Uncial 0102 (in the Gregory-Aland numbering), ε 42 (Soden), is a Greek uncial manuscript of the New Testament. It is dated paleographically to the 7th century.

== Description ==

The codex contains a small part of the Gospel of Luke 3:23-4:43; 21:4-18 on five parchment leaves (30 cm by 23 cm). The text is written in two columns per page, 24 lines per page.
The letters are large and leaning to the right. Liturgical markings were added by a later hand.

Currently it is dated by the INTF to the 7th century.

The codex was divided, three of its leaves now are held at the Vatopedi monastery (1219) at Athos peninsula. These leaves contain text of Luke 3:23-4:2; 4:30-43; 21:4-18. Two other leaves with text of Luke 4:3-29 are held in the Bibliothèque nationale de France (Suppl. Gr. 1155,I), at Paris. The leaves are in a fragmentary condition. It was examined and described by Henri Omont.

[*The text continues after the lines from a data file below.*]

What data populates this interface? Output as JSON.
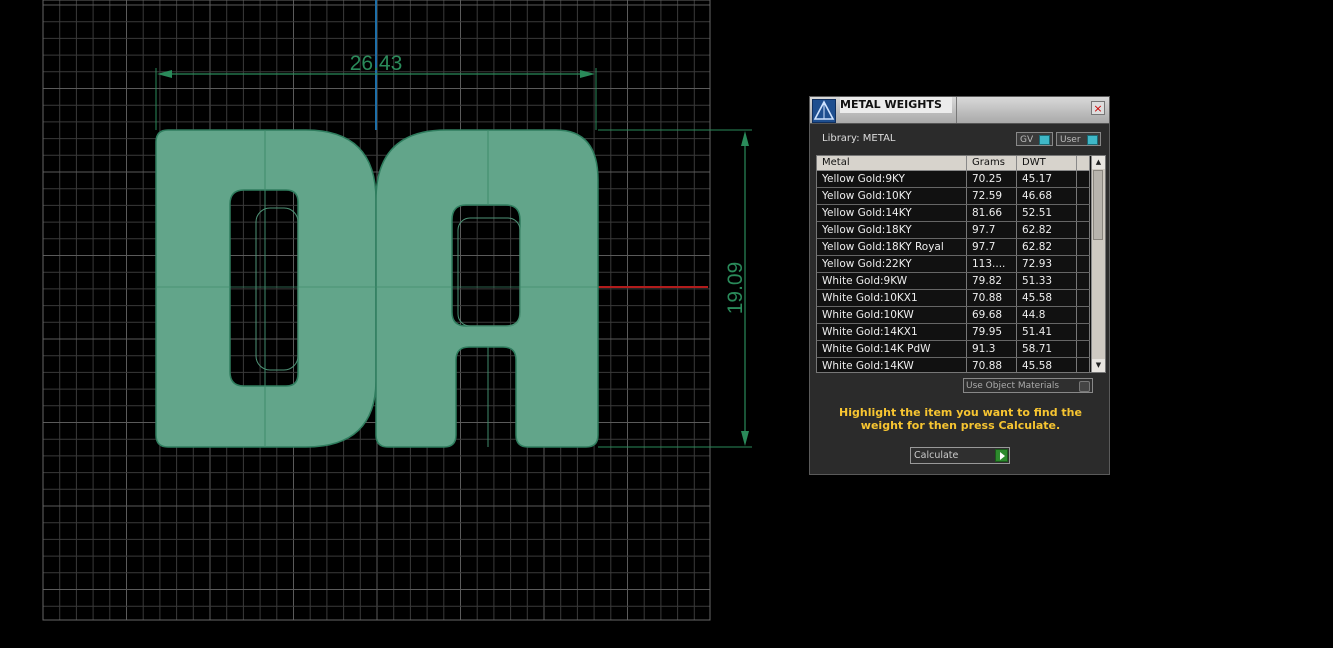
{
  "viewport": {
    "dimension_width": "26.43",
    "dimension_height": "19.09",
    "colors": {
      "shape_fill": "#62a58a",
      "dimension_line": "#2a8a5a",
      "grid_line": "#404040",
      "axis_y": "#1e6fa8",
      "axis_x": "#b21c1c"
    }
  },
  "dialog": {
    "title": "METAL WEIGHTS",
    "close_glyph": "×",
    "library_label": "Library: METAL",
    "gv_label": "GV",
    "user_label": "User",
    "columns": [
      "Metal",
      "Grams",
      "DWT"
    ],
    "rows": [
      {
        "metal": "Yellow Gold:9KY",
        "grams": "70.25",
        "dwt": "45.17"
      },
      {
        "metal": "Yellow Gold:10KY",
        "grams": "72.59",
        "dwt": "46.68"
      },
      {
        "metal": "Yellow Gold:14KY",
        "grams": "81.66",
        "dwt": "52.51"
      },
      {
        "metal": "Yellow Gold:18KY",
        "grams": "97.7",
        "dwt": "62.82"
      },
      {
        "metal": "Yellow Gold:18KY Royal",
        "grams": "97.7",
        "dwt": "62.82"
      },
      {
        "metal": "Yellow Gold:22KY",
        "grams": "113....",
        "dwt": "72.93"
      },
      {
        "metal": "White Gold:9KW",
        "grams": "79.82",
        "dwt": "51.33"
      },
      {
        "metal": "White Gold:10KX1",
        "grams": "70.88",
        "dwt": "45.58"
      },
      {
        "metal": "White Gold:10KW",
        "grams": "69.68",
        "dwt": "44.8"
      },
      {
        "metal": "White Gold:14KX1",
        "grams": "79.95",
        "dwt": "51.41"
      },
      {
        "metal": "White Gold:14K PdW",
        "grams": "91.3",
        "dwt": "58.71"
      },
      {
        "metal": "White Gold:14KW",
        "grams": "70.88",
        "dwt": "45.58"
      }
    ],
    "use_object_materials": "Use Object Materials",
    "instruction": "Highlight the item you want to find the weight for then press Calculate.",
    "calculate_label": "Calculate",
    "accent_color": "#f7c531"
  }
}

From the same manuscript probably originated another leaves now catalogued as Uncial 0138.
Hermann von Soden designated it as ε 75. 0138 contains Gospel of Matthew 21:24-24:15. It is held in the Protatou monastery (56,8 ff.), at Athos peninsula.

The Greek text of this codex is a representative of the Alexandrian text-type. Aland placed it in Category II, it means it has some alien readings.